A few weeks later, Suzi and I visited my city’s police station so that I could learn more about breaking laws and become less terrified that I would be arrested at any moment for talking to or emailing people. The police officer was the first female detective in my city; she was older, kinder, and overall more patient than I’d ever imagined a police officer could be. She listened to the story. She, too, assured me that I could not be arrested. Although I technically had met the definition of ‘harassment’, which is 3 or more unwanted communication, since I had not communicated with Millet since, I was fine. And even if they had filed a complaint, the worst that could happen was that I would be asked to not contact them in the future, which I was already doing.
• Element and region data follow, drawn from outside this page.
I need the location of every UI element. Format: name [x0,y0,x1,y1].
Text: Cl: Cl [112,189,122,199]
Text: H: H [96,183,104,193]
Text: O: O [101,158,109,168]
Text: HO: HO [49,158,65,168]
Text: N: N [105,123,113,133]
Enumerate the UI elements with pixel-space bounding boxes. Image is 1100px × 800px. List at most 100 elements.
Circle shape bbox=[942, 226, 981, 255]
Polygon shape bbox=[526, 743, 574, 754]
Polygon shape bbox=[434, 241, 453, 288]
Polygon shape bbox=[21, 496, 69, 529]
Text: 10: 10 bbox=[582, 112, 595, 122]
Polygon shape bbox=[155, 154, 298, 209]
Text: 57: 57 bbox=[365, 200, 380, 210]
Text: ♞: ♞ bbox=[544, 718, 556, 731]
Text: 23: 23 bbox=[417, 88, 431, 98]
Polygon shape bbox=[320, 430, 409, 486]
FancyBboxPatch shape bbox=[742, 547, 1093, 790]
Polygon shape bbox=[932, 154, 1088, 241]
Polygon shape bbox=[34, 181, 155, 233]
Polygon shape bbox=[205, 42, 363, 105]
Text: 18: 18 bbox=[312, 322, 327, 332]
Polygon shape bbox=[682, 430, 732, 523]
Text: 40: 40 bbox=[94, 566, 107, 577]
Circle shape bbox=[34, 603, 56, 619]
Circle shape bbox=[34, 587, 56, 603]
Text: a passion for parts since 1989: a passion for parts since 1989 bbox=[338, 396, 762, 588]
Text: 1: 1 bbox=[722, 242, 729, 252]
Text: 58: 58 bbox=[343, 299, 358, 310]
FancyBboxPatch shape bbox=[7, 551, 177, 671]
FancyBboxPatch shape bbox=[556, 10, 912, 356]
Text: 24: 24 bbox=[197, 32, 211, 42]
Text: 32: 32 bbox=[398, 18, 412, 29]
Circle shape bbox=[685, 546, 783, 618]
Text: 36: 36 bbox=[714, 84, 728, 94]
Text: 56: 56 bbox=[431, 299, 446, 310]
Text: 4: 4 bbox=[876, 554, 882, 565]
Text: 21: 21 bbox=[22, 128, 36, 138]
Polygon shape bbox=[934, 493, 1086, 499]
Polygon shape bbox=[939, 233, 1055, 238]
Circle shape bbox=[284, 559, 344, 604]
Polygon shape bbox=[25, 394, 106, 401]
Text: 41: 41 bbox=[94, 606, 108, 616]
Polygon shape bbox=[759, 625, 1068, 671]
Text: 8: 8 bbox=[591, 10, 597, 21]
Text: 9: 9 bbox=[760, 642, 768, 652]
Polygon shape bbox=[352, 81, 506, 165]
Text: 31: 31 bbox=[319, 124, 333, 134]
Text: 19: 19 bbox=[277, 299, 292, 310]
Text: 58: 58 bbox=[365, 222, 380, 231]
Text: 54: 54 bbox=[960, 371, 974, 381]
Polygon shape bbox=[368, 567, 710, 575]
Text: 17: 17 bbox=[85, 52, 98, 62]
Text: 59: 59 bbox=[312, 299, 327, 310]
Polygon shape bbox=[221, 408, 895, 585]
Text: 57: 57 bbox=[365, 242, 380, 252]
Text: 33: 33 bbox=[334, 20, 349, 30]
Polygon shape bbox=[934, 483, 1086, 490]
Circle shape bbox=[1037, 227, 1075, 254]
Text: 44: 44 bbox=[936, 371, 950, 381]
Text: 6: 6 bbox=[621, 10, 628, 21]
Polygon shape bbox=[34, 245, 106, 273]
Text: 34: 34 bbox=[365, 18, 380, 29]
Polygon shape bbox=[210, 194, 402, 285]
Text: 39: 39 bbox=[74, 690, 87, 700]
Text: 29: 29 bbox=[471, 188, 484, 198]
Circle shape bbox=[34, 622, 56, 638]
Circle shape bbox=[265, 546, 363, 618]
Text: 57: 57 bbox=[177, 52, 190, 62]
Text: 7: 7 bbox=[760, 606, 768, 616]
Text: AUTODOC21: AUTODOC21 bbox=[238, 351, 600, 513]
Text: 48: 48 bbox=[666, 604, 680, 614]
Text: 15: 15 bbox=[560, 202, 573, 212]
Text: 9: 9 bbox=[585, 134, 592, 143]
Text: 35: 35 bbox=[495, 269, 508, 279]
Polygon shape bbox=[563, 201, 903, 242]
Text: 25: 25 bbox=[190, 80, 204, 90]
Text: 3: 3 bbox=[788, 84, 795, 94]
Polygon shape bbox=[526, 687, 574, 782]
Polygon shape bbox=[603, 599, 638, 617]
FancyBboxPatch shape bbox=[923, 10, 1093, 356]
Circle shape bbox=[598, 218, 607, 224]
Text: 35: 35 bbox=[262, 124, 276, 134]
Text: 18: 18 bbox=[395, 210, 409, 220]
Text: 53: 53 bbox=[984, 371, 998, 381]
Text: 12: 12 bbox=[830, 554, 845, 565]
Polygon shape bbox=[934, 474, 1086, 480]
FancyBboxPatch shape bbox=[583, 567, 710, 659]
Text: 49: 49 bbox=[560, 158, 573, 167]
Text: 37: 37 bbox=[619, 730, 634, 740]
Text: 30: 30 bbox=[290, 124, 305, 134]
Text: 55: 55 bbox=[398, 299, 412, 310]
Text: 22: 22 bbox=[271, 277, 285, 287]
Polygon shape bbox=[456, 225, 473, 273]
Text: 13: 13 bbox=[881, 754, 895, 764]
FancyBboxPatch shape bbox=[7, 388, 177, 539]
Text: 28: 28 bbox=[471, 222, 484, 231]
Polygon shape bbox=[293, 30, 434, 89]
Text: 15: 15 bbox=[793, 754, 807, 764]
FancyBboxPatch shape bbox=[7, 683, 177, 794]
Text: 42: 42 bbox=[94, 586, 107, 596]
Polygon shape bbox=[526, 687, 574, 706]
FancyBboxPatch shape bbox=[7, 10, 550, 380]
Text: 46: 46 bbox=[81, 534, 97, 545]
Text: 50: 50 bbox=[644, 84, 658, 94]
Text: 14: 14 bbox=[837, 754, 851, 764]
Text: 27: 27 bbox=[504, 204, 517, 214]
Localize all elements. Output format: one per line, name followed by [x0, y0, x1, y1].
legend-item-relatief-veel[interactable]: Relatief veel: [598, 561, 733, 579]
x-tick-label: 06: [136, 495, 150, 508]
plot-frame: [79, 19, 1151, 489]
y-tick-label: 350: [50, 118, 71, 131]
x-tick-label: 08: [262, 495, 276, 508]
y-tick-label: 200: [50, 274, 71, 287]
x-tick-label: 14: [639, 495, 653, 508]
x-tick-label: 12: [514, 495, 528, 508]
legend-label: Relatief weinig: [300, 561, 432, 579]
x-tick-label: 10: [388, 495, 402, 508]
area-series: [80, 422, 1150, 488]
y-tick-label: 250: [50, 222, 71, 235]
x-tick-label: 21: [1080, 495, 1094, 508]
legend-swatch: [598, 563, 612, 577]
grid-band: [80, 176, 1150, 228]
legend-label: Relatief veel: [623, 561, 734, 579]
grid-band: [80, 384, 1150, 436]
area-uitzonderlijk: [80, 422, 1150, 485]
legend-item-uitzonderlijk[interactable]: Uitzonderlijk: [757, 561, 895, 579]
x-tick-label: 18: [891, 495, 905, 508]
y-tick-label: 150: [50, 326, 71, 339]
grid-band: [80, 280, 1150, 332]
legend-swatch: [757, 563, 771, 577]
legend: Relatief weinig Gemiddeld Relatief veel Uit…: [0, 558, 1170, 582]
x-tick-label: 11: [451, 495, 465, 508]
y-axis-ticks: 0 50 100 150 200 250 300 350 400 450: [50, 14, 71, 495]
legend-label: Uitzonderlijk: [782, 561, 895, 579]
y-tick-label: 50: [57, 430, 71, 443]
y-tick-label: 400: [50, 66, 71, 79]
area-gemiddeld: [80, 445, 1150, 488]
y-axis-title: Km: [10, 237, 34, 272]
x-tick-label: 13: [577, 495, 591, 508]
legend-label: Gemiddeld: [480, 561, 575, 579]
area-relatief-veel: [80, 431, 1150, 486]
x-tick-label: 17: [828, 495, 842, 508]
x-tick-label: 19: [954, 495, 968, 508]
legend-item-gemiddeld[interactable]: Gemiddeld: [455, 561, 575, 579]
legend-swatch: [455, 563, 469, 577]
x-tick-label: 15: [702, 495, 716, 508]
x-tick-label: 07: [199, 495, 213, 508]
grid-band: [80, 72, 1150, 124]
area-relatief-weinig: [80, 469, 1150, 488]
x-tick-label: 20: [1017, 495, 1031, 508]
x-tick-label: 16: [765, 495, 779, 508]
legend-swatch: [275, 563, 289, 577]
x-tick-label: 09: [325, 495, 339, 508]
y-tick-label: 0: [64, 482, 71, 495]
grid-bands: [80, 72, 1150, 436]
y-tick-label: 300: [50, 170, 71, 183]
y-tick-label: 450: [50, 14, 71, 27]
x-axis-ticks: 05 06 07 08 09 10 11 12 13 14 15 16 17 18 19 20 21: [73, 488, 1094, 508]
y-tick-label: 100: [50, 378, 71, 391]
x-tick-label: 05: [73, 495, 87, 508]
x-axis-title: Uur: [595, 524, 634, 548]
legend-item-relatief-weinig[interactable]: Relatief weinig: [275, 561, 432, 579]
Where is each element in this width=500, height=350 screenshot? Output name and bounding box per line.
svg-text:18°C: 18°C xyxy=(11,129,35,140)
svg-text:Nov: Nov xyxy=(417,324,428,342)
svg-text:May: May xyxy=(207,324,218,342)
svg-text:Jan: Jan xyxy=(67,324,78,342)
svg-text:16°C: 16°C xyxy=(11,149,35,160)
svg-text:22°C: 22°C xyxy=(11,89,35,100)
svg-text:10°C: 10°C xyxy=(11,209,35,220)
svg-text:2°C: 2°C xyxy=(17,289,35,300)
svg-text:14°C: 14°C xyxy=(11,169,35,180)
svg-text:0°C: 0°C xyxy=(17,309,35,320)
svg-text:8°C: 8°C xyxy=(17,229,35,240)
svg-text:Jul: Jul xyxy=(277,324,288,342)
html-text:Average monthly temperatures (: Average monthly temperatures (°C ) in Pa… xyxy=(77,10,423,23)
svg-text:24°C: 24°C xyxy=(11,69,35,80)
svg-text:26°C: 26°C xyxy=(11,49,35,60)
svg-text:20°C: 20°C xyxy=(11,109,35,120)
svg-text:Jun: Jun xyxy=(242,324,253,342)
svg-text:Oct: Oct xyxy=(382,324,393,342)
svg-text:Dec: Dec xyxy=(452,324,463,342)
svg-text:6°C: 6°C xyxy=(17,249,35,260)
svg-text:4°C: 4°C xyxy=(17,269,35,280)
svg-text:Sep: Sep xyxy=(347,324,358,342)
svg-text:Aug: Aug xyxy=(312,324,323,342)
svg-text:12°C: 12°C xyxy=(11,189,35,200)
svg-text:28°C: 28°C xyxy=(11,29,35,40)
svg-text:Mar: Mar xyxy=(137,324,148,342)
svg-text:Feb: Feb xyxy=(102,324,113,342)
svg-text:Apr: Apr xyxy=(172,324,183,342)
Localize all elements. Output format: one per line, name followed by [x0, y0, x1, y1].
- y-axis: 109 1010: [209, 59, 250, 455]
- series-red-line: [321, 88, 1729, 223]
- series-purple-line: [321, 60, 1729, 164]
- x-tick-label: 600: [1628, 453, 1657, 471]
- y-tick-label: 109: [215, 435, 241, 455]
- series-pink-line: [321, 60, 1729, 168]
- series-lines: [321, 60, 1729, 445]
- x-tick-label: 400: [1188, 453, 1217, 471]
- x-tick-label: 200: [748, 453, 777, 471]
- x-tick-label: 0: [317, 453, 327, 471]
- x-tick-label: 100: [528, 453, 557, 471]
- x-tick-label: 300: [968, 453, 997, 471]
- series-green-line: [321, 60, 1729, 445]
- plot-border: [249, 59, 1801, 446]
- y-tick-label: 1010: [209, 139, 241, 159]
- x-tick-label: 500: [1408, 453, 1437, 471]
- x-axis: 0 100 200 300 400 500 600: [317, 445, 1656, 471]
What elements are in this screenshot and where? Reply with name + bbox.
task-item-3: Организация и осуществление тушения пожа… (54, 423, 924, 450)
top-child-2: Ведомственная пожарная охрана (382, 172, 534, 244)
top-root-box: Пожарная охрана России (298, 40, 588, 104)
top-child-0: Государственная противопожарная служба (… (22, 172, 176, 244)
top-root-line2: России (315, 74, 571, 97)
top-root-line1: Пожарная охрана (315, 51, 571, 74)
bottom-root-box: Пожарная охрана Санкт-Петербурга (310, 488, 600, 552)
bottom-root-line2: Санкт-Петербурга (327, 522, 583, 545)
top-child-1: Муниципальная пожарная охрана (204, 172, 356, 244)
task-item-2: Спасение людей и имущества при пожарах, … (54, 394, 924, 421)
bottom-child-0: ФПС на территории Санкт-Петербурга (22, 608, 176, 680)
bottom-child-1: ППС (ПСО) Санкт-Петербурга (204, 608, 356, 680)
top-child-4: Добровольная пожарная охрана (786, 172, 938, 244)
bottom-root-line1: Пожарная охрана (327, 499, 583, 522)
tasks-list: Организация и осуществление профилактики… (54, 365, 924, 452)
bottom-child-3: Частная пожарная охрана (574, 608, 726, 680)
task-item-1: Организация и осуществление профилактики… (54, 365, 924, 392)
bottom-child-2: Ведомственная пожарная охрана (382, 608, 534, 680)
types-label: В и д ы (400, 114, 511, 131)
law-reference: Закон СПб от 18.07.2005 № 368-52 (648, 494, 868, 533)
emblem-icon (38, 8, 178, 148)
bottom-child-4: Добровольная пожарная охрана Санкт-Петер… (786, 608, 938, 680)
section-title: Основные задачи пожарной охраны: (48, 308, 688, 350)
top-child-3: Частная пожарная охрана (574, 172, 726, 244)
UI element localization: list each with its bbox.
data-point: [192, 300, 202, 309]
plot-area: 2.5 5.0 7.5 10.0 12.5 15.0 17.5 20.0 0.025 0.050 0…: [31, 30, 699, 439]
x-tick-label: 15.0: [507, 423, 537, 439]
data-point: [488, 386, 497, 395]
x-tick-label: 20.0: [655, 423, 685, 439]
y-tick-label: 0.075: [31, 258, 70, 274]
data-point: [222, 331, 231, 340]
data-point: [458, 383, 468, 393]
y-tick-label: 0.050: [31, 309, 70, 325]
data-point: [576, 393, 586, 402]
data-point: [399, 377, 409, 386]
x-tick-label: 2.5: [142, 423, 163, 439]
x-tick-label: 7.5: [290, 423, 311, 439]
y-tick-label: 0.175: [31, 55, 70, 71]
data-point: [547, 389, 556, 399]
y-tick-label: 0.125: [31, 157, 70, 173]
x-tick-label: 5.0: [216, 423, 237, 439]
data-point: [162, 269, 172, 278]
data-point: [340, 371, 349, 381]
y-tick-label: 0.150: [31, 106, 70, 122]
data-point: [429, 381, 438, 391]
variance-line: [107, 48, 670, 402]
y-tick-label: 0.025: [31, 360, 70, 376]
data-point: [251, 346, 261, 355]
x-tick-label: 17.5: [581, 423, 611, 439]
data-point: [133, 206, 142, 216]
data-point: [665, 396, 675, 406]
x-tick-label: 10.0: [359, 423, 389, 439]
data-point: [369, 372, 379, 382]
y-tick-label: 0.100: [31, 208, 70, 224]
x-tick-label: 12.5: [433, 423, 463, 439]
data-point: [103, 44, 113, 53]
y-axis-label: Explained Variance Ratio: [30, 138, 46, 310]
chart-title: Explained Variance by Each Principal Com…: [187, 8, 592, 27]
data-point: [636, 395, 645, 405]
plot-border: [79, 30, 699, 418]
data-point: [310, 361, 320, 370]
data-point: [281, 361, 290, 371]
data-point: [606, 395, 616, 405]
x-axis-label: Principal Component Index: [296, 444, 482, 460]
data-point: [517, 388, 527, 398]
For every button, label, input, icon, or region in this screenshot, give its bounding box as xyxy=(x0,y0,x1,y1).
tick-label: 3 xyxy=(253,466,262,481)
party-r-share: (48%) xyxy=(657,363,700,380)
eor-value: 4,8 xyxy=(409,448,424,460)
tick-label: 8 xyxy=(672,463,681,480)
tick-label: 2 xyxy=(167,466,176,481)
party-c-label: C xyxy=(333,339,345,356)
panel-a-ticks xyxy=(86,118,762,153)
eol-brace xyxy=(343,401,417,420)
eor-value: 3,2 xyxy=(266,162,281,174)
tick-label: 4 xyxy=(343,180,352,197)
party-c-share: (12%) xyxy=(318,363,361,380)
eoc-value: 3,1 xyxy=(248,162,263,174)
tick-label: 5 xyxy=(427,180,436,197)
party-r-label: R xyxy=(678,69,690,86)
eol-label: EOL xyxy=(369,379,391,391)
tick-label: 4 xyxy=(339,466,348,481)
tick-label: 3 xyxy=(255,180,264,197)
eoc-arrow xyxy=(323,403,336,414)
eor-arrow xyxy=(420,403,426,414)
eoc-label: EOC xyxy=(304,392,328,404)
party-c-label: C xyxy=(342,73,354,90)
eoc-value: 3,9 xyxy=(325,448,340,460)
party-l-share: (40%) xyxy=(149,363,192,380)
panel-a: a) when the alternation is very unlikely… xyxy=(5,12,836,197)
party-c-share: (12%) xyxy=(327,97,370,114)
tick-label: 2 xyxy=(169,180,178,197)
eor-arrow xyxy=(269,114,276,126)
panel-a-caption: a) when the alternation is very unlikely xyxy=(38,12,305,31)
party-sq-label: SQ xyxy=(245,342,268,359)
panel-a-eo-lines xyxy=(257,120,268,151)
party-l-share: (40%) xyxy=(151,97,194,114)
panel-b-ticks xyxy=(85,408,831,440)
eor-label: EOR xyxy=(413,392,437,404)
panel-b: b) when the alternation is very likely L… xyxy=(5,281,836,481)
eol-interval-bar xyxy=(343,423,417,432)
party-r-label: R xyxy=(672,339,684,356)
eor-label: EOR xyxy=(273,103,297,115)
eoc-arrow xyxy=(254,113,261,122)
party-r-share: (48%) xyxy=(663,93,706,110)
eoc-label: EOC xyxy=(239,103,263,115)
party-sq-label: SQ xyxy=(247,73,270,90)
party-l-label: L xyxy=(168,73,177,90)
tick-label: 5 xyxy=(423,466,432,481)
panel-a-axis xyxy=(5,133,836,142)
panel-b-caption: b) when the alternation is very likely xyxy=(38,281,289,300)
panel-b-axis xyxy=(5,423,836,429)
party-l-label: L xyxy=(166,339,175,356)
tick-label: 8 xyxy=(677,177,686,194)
There would be no arrests, no lawyers, no trials, no jails.
“You don’t break laws, after all,” she explained.
This actually confused the heck out of me because I know of an awful lot of cases where not breaking the law didn’t mean anything and people got arrested and shot by the police for much more minor things, but I had the good sense for once in my life to not bring up Black Lives Matter or anything else controversial like that. I assured her that, as an autistic who follows laws, I don’t even speed. The fact that I’m a white woman probably has much more to do with the fact that I’m not in danger from the police than the fact that I don’t break the laws, but the officer’s words comforted me nonetheless.
I got myself off the mailing list. I did not donate to the campaign. I watched as my friends supported Millet, volunteered with them. I also stopped going to all LGBT events. I drew in on myself. I only socialized with people that I knew very well, and who knew me. I was scared. If Millet had treated me so badly, then anyone could. I did not go to Pride, because I feared seeing them. At a parade, when they came by, I closed my eyes and turned my back, wondering if they would see me, and hate me as much as I hated myself.
As I drove home from church one summer Sunday, I saw Millet canvassing on a street corner. Instinctually, I started to duck so that they wouldn’t see me, but I was driving so I couldn’t do that. I stopped at a red light, my heart hammering in my chest, terrified of the innocent, happy, young people out proselytizing for a cause that meant so much to them. I wondered if driving past them meant that I could be arrested.
Logically, I know that Buffy and the volunteers at Millet have, if not forgotten the incident, then long since put it past. Non autistic people lack autistic memory, and so the way that they remember events is probably different from how I remember them. But the thing is is that emotionally, I am just as raw and upset as I ever was. Spring and summer have passed and there are pumpkins on doorsteps. Carving them with friends, two people made jack o lanterns expressing support for the ballot question. I had fun eating candy and carving my own pumpkin, but those pumpkins scared me. They were reminders to me that the LGBT community does not see me as one of their own. I am other. I am bad, wrong, an annoyance, a harasser. People there do not like me. They do not want me there.
I want to tell this story because despite it all, some small part of me does want to be there, but…..
I won’t be.
Maybe not ever.
Because much to my sadness and despair, it turns out that ableism is a rainbow as much as anything else.